In order to determine overhead, a firm’s accounting system must be capable of separating project-related costs (direct cost) from non-project-related costs (indirect cost). This process is referred to as cost accounting.

Direct cost consists of the salary and wages paid to staff for work performed on client projects (direct labor) along with any sub-consultants, materials and other expenses specifically incurred for a client project. If an item of expense is a direct cost, it is never part of a firm’s overhead.

Indirect cost consists of that portion of a firm’s payroll not associated with client projects such as vacation, sick, general office time, etc. (indirect labor), along with benefits, taxes, heat, light, rent and other non-project-specific expenses. These indirect costs form what is sometimes referred to as the overhead pool.

Occasionally, for reasons of either firm preference or client requirements, the overhead pool is split into two separate pools. One pool consists of the cost of paid benefit time off along with payroll taxes and other staff employment benefit-related expenses (Direct Personnel Expense). The remaining pool is made up of heat, light, rent, etc. (General and Administrative Expenses). Unless otherwise required, my advice would be to stick with a single pool for simplicity’s sake. Why make something more complicated than it needs to be?

Overhead is the ratio of the overhead pool to direct labor where the overhead pool is the numerator and direct labor is the denominator. The resulting overhead “rate” is commonly expressed as either a percentage of direct labor, or as a multiple of direct labor. By the way, managing staff payroll to maximize direct labor (increasing the denominator while reducing the numerator) is probably the single most effective and dramatic way for a firm to control its cost of operations as expressed by the overhead rate.

Based on several recent national surveys, the median break-even overhead rate (before bonus, other discretionary payouts, and any business level income taxes are added to the overhead pool) for all sizes and types of firms is about 145%, or expressed as a multiple of direct labor, 2.45. In other words, for every dollar of direct labor spent on client project activities, the average firm must recover that dollar plus an additional $1.45 of overhead to meet their break-even expenses. Caution: Profits are above and beyond the overhead rate and need to be added in when setting the full multiplier on direct labor you will use to either budget or invoice projects.

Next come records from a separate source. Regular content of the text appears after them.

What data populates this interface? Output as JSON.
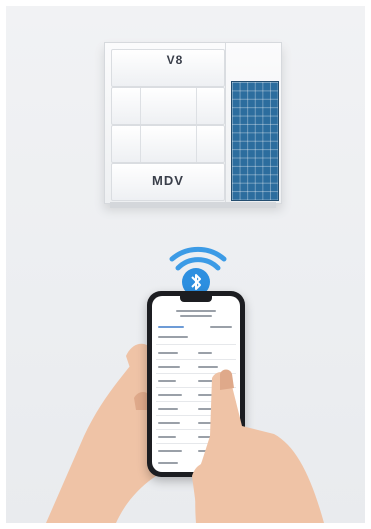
{
  "unit": {
    "model_label": "V8",
    "brand_label": "MDV"
  },
  "icons": {
    "wireless": "wifi-signal-icon",
    "bluetooth": "bluetooth-icon",
    "bluetooth_glyph": "ʙ"
  },
  "colors": {
    "accent": "#2d8fe0",
    "solar_panel": "#2c6d9e",
    "phone_body": "#1c1d21"
  }
}
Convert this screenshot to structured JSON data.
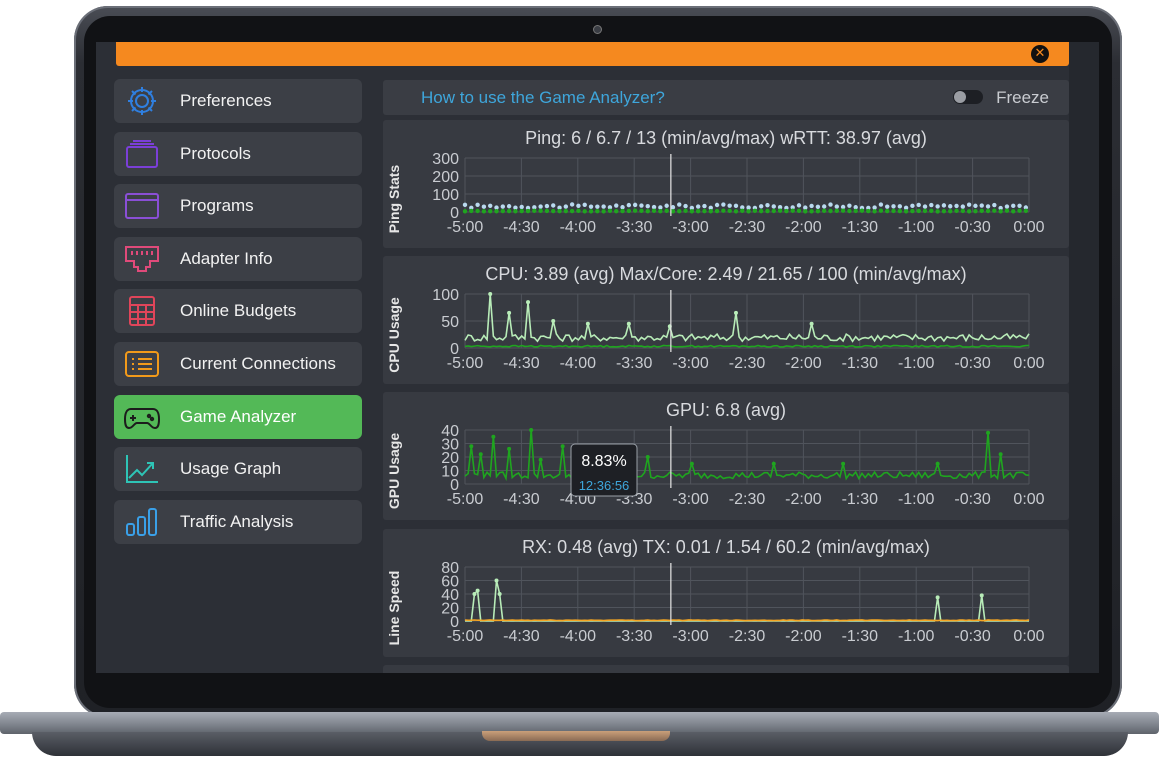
{
  "topbar": {
    "close_icon": "close-icon"
  },
  "sidebar": {
    "items": [
      {
        "label": "Preferences",
        "icon": "gear-icon",
        "color": "#2f7fe0"
      },
      {
        "label": "Protocols",
        "icon": "layers-icon",
        "color": "#7b3fd8"
      },
      {
        "label": "Programs",
        "icon": "window-icon",
        "color": "#8a4fd6"
      },
      {
        "label": "Adapter Info",
        "icon": "ethernet-icon",
        "color": "#e04a7a"
      },
      {
        "label": "Online Budgets",
        "icon": "calculator-icon",
        "color": "#e0455a"
      },
      {
        "label": "Current Connections",
        "icon": "list-icon",
        "color": "#f29a1a"
      },
      {
        "label": "Game Analyzer",
        "icon": "gamepad-icon",
        "color": "#1c1c1c",
        "active": true
      },
      {
        "label": "Usage Graph",
        "icon": "trend-icon",
        "color": "#2ec4b6"
      },
      {
        "label": "Traffic Analysis",
        "icon": "bars-icon",
        "color": "#3aa0e8"
      }
    ]
  },
  "main": {
    "help_link": "How to use the Game Analyzer?",
    "freeze_label": "Freeze",
    "freeze_on": false
  },
  "chart_data": [
    {
      "type": "scatter",
      "title": "Ping: 6 / 6.7 / 13 (min/avg/max)     wRTT: 38.97 (avg)",
      "ylabel": "Ping Stats",
      "yticks": [
        "300",
        "200",
        "100",
        "0"
      ],
      "ylim": [
        0,
        300
      ],
      "xticks": [
        "-5:00",
        "-4:30",
        "-4:00",
        "-3:30",
        "-3:00",
        "-2:30",
        "-2:00",
        "-1:30",
        "-1:00",
        "-0:30",
        "0:00"
      ],
      "series": [
        {
          "color": "#b9d9ef",
          "base": 30,
          "noise": 20,
          "spikes": [
            [
              7,
              210
            ]
          ]
        },
        {
          "color": "#1fa51f",
          "base": 5,
          "noise": 4,
          "spikes": []
        }
      ],
      "cursor": 0.7
    },
    {
      "type": "line",
      "title": "CPU: 3.89 (avg)     Max/Core: 2.49 / 21.65 / 100 (min/avg/max)",
      "ylabel": "CPU Usage",
      "yticks": [
        "100",
        "50",
        "0"
      ],
      "ylim": [
        0,
        100
      ],
      "xticks": [
        "-5:00",
        "-4:30",
        "-4:00",
        "-3:30",
        "-3:00",
        "-2:30",
        "-2:00",
        "-1:30",
        "-1:00",
        "-0:30",
        "0:00"
      ],
      "series": [
        {
          "color": "#b8ecb8",
          "base": 18,
          "noise": 14,
          "spikes": [
            [
              8,
              100
            ],
            [
              14,
              65
            ],
            [
              20,
              85
            ],
            [
              28,
              50
            ],
            [
              39,
              45
            ],
            [
              52,
              45
            ],
            [
              65,
              40
            ],
            [
              86,
              65
            ],
            [
              110,
              45
            ]
          ]
        },
        {
          "color": "#1fa51f",
          "base": 3,
          "noise": 3,
          "spikes": []
        }
      ],
      "cursor": 0.7
    },
    {
      "type": "line",
      "title": "GPU: 6.8 (avg)",
      "ylabel": "GPU Usage",
      "yticks": [
        "40",
        "30",
        "20",
        "10",
        "0"
      ],
      "ylim": [
        0,
        40
      ],
      "xticks": [
        "-5:00",
        "-4:30",
        "-4:00",
        "-3:30",
        "-3:00",
        "-2:30",
        "-2:00",
        "-1:30",
        "-1:00",
        "-0:30",
        "0:00"
      ],
      "series": [
        {
          "color": "#1fa51f",
          "base": 6,
          "noise": 5,
          "spikes": [
            [
              2,
              28
            ],
            [
              5,
              22
            ],
            [
              9,
              35
            ],
            [
              14,
              26
            ],
            [
              21,
              40
            ],
            [
              24,
              18
            ],
            [
              31,
              28
            ],
            [
              36,
              20
            ],
            [
              40,
              25
            ],
            [
              47,
              22
            ],
            [
              58,
              20
            ],
            [
              72,
              15
            ],
            [
              98,
              15
            ],
            [
              120,
              15
            ],
            [
              150,
              15
            ],
            [
              166,
              38
            ],
            [
              170,
              22
            ]
          ]
        }
      ],
      "tooltip": {
        "value": "8.83%",
        "time": "12:36:56"
      },
      "cursor": 0.7
    },
    {
      "type": "line",
      "title": "RX: 0.48 (avg)     TX: 0.01 / 1.54 / 60.2 (min/avg/max)",
      "ylabel": "Line Speed",
      "yticks": [
        "80",
        "60",
        "40",
        "20",
        "0"
      ],
      "ylim": [
        0,
        80
      ],
      "xticks": [
        "-5:00",
        "-4:30",
        "-4:00",
        "-3:30",
        "-3:00",
        "-2:30",
        "-2:00",
        "-1:30",
        "-1:00",
        "-0:30",
        "0:00"
      ],
      "series": [
        {
          "color": "#b8ecb8",
          "base": 0,
          "noise": 0,
          "spikes": [
            [
              3,
              40
            ],
            [
              4,
              45
            ],
            [
              10,
              60
            ],
            [
              11,
              40
            ],
            [
              150,
              35
            ],
            [
              164,
              38
            ]
          ]
        },
        {
          "color": "#f5a623",
          "base": 1,
          "noise": 1,
          "spikes": []
        }
      ],
      "cursor": 0.7
    }
  ]
}
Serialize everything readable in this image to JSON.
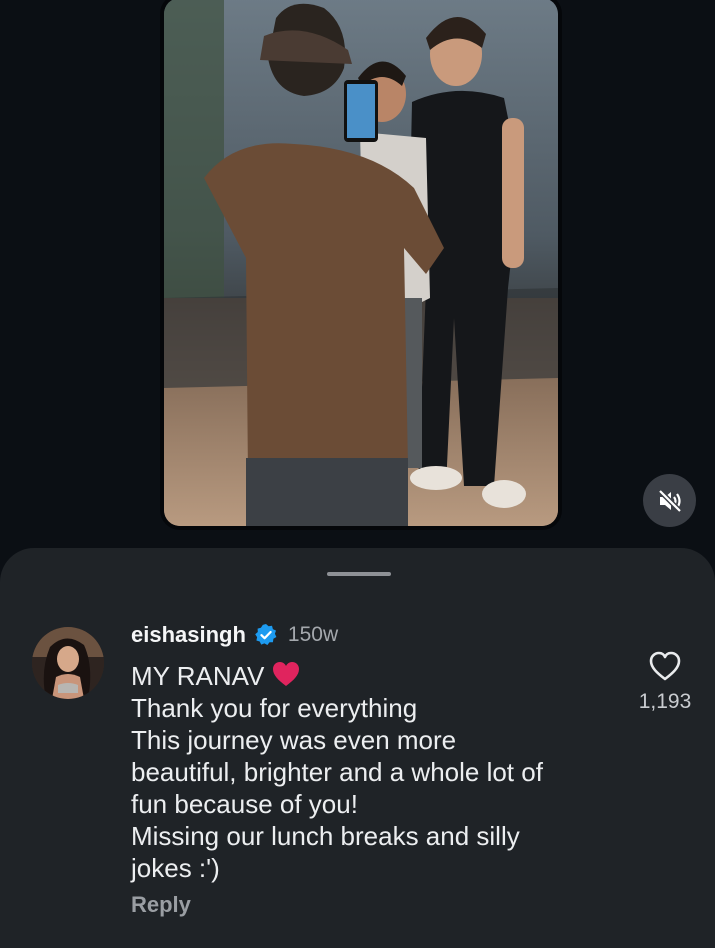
{
  "video": {
    "mute_icon": "speaker-muted-icon"
  },
  "comment": {
    "username": "eishasingh",
    "verified_icon": "verified-badge-icon",
    "timestamp": "150w",
    "lines": [
      "MY RANAV",
      "Thank you for everything",
      "This journey was even more",
      "beautiful, brighter and a whole lot of",
      "fun because of you!",
      "Missing our lunch breaks and silly",
      "jokes :')"
    ],
    "emoji": "red-heart-emoji",
    "reply_label": "Reply",
    "like_icon": "heart-outline-icon",
    "like_count": "1,193"
  },
  "colors": {
    "background": "#0b0f14",
    "sheet": "#1f2327",
    "verified": "#1d9bf0",
    "heart": "#e0245e",
    "muted_text": "#a4a8ad"
  }
}
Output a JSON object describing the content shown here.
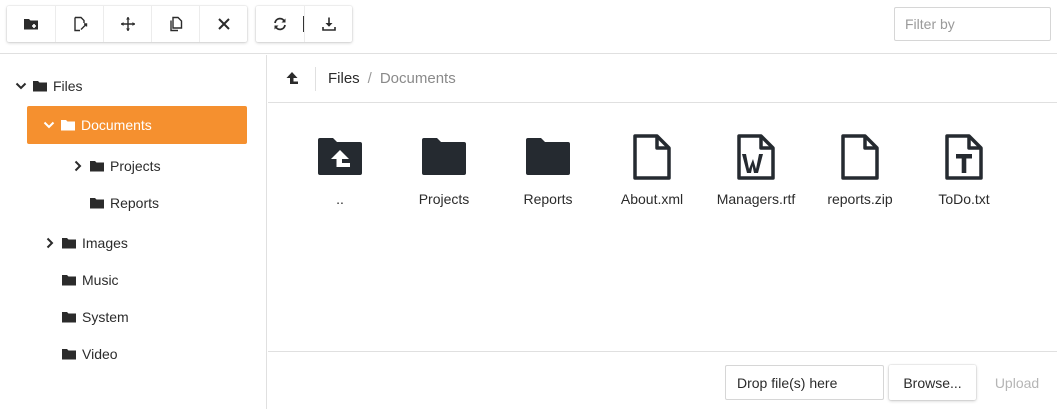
{
  "colors": {
    "accent": "#f5902f",
    "icon": "#2b2b2b",
    "border": "#e0e0e0",
    "muted": "#8a8a8a"
  },
  "toolbar": {
    "buttons": [
      {
        "name": "new-folder",
        "icon": "new-folder-icon"
      },
      {
        "name": "rename",
        "icon": "rename-icon"
      },
      {
        "name": "move",
        "icon": "move-icon"
      },
      {
        "name": "copy",
        "icon": "copy-icon"
      },
      {
        "name": "delete",
        "icon": "close-icon"
      },
      {
        "name": "refresh",
        "icon": "refresh-icon"
      },
      {
        "name": "download",
        "icon": "download-icon"
      }
    ],
    "filter_placeholder": "Filter by"
  },
  "tree": {
    "root": "Files",
    "items": [
      {
        "label": "Files",
        "expanded": true
      },
      {
        "label": "Documents",
        "expanded": true,
        "selected": true
      },
      {
        "label": "Projects",
        "expanded": false
      },
      {
        "label": "Reports"
      },
      {
        "label": "Images",
        "expanded": false
      },
      {
        "label": "Music"
      },
      {
        "label": "System"
      },
      {
        "label": "Video"
      }
    ]
  },
  "breadcrumb": {
    "items": [
      "Files",
      "Documents"
    ],
    "separator": "/"
  },
  "files": [
    {
      "name": "..",
      "type": "up-folder"
    },
    {
      "name": "Projects",
      "type": "folder"
    },
    {
      "name": "Reports",
      "type": "folder"
    },
    {
      "name": "About.xml",
      "type": "file"
    },
    {
      "name": "Managers.rtf",
      "type": "file-w"
    },
    {
      "name": "reports.zip",
      "type": "file"
    },
    {
      "name": "ToDo.txt",
      "type": "file-t"
    }
  ],
  "upload": {
    "drop_label": "Drop file(s) here",
    "browse_label": "Browse...",
    "upload_label": "Upload"
  }
}
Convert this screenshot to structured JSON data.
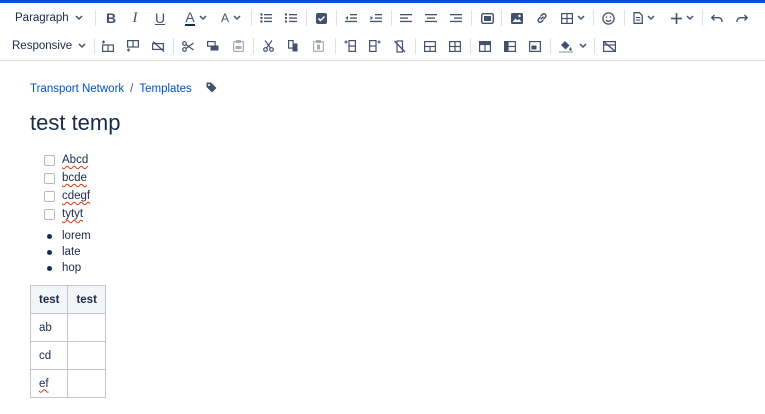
{
  "toolbar": {
    "paragraph_label": "Paragraph",
    "responsive_label": "Responsive",
    "bold_label": "B",
    "italic_label": "I",
    "underline_label": "U",
    "text_color_label": "A",
    "text_style_label": "A",
    "accent_color": "#0052cc",
    "icon_color": "#42526e"
  },
  "breadcrumb": {
    "items": [
      "Transport Network",
      "Templates"
    ],
    "separator": "/"
  },
  "page": {
    "title": "test temp"
  },
  "tasks": [
    {
      "label": "Abcd",
      "checked": false
    },
    {
      "label": "bcde",
      "checked": false
    },
    {
      "label": "cdegf",
      "checked": false
    },
    {
      "label": "tytyt",
      "checked": false
    }
  ],
  "bullets": [
    "lorem",
    "late",
    "hop"
  ],
  "table": {
    "headers": [
      "test",
      "test"
    ],
    "rows": [
      [
        "ab",
        ""
      ],
      [
        "cd",
        ""
      ],
      [
        "ef",
        ""
      ]
    ]
  }
}
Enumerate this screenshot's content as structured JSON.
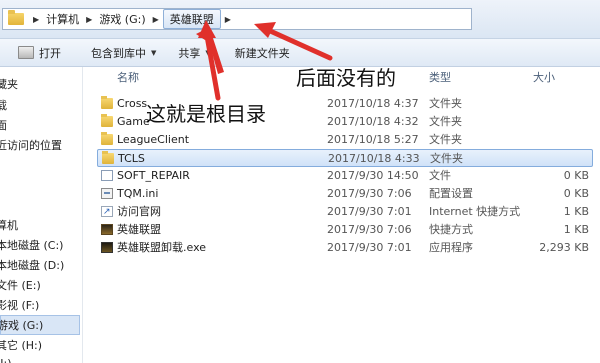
{
  "address": {
    "crumbs": [
      "计算机",
      "游戏 (G:)",
      "英雄联盟"
    ]
  },
  "toolbar": {
    "open": "打开",
    "include_in_library": "包含到库中",
    "share": "共享",
    "new_folder": "新建文件夹"
  },
  "sidebar": {
    "items": [
      "藏夹",
      "载",
      "面",
      "近访问的位置",
      "算机",
      "本地磁盘 (C:)",
      "本地磁盘 (D:)",
      "文件 (E:)",
      "影视 (F:)",
      "游戏 (G:)",
      "其它 (H:)",
      "(I:)"
    ]
  },
  "columns": {
    "name": "名称",
    "type": "类型",
    "size": "大小"
  },
  "files": [
    {
      "name": "Cross",
      "date": "2017/10/18 4:37",
      "type": "文件夹",
      "size": "",
      "icon": "folder-icon"
    },
    {
      "name": "Game",
      "date": "2017/10/18 4:32",
      "type": "文件夹",
      "size": "",
      "icon": "folder-icon"
    },
    {
      "name": "LeagueClient",
      "date": "2017/10/18 5:27",
      "type": "文件夹",
      "size": "",
      "icon": "folder-icon"
    },
    {
      "name": "TCLS",
      "date": "2017/10/18 4:33",
      "type": "文件夹",
      "size": "",
      "icon": "folder-icon"
    },
    {
      "name": "SOFT_REPAIR",
      "date": "2017/9/30 14:50",
      "type": "文件",
      "size": "0 KB",
      "icon": "file-icon"
    },
    {
      "name": "TQM.ini",
      "date": "2017/9/30 7:06",
      "type": "配置设置",
      "size": "0 KB",
      "icon": "ini-file-icon"
    },
    {
      "name": "访问官网",
      "date": "2017/9/30 7:01",
      "type": "Internet 快捷方式",
      "size": "1 KB",
      "icon": "internet-shortcut-icon"
    },
    {
      "name": "英雄联盟",
      "date": "2017/9/30 7:06",
      "type": "快捷方式",
      "size": "1 KB",
      "icon": "game-shortcut-icon"
    },
    {
      "name": "英雄联盟卸载.exe",
      "date": "2017/9/30 7:01",
      "type": "应用程序",
      "size": "2,293 KB",
      "icon": "exe-icon"
    }
  ],
  "annotations": {
    "root_dir": "这就是根目录",
    "nothing_after": "后面没有的"
  }
}
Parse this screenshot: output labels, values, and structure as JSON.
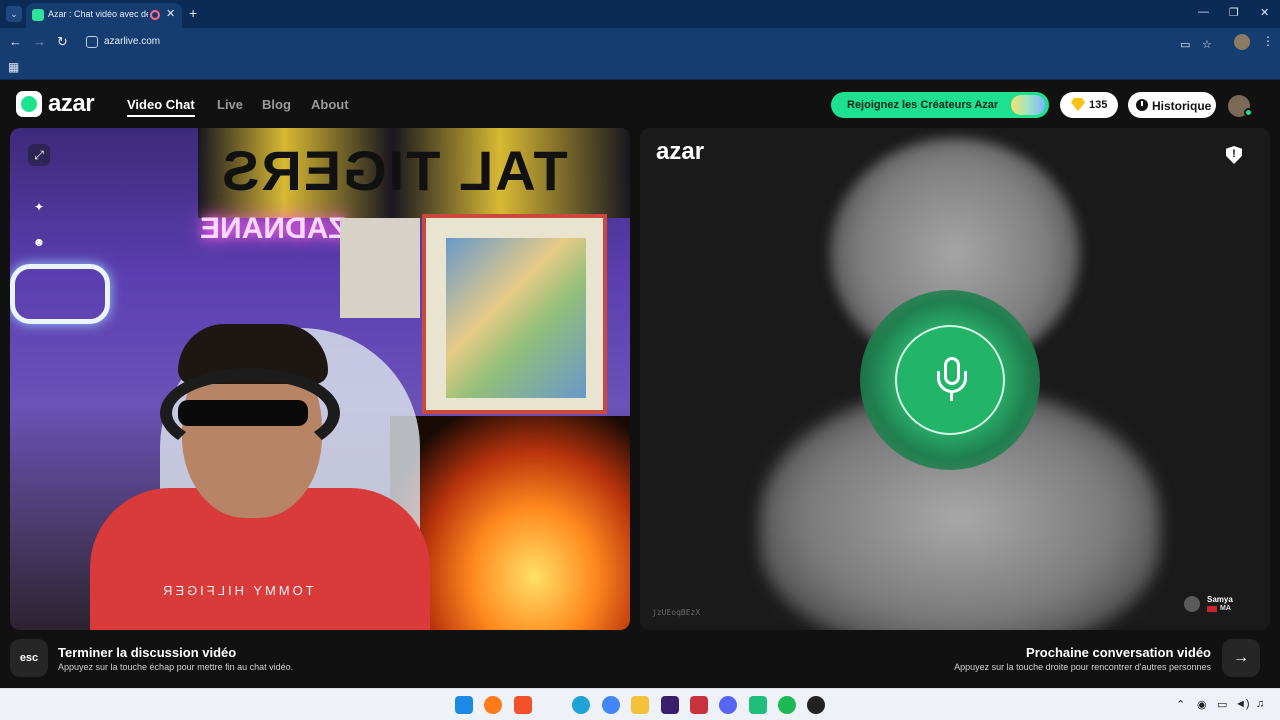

Overhead rates can be difficult to get a handle on as no two firms’ overheads are ever going to be the same due to individual judgments firms make when setting up their cost accounting systems. For instance: As a matter of policy Firm A may decide to charge administrative time directly to projects and invoice it to clients as a direct project expense. Firm B may decide it is not worth the bother and by policy classify all administrative time as indirect and include it in the firm’s overhead rate. All other things being equal, Firm A’s overhead will be less than Firm B’s. If you weren’t intimately familiar with each firm, how could you draw an arm’s-length conclusion by comparing each firm’s overhead rate?

I advise my clients to calculate their firm’s overhead at the end of each monthly accounting cycle and to dig into details deeply enough to fully understand why the overhead rate has changed the way it has from one month to the next. I further recommend that they track a twelve-month rolling average overhead rate by adding the current month to the latest eleven months to look for long-term trends. Since overhead rates can be quite volatile from one month to the next, a twelve-month average is a much more suitable indicator to draw conclusions from and base decisions on.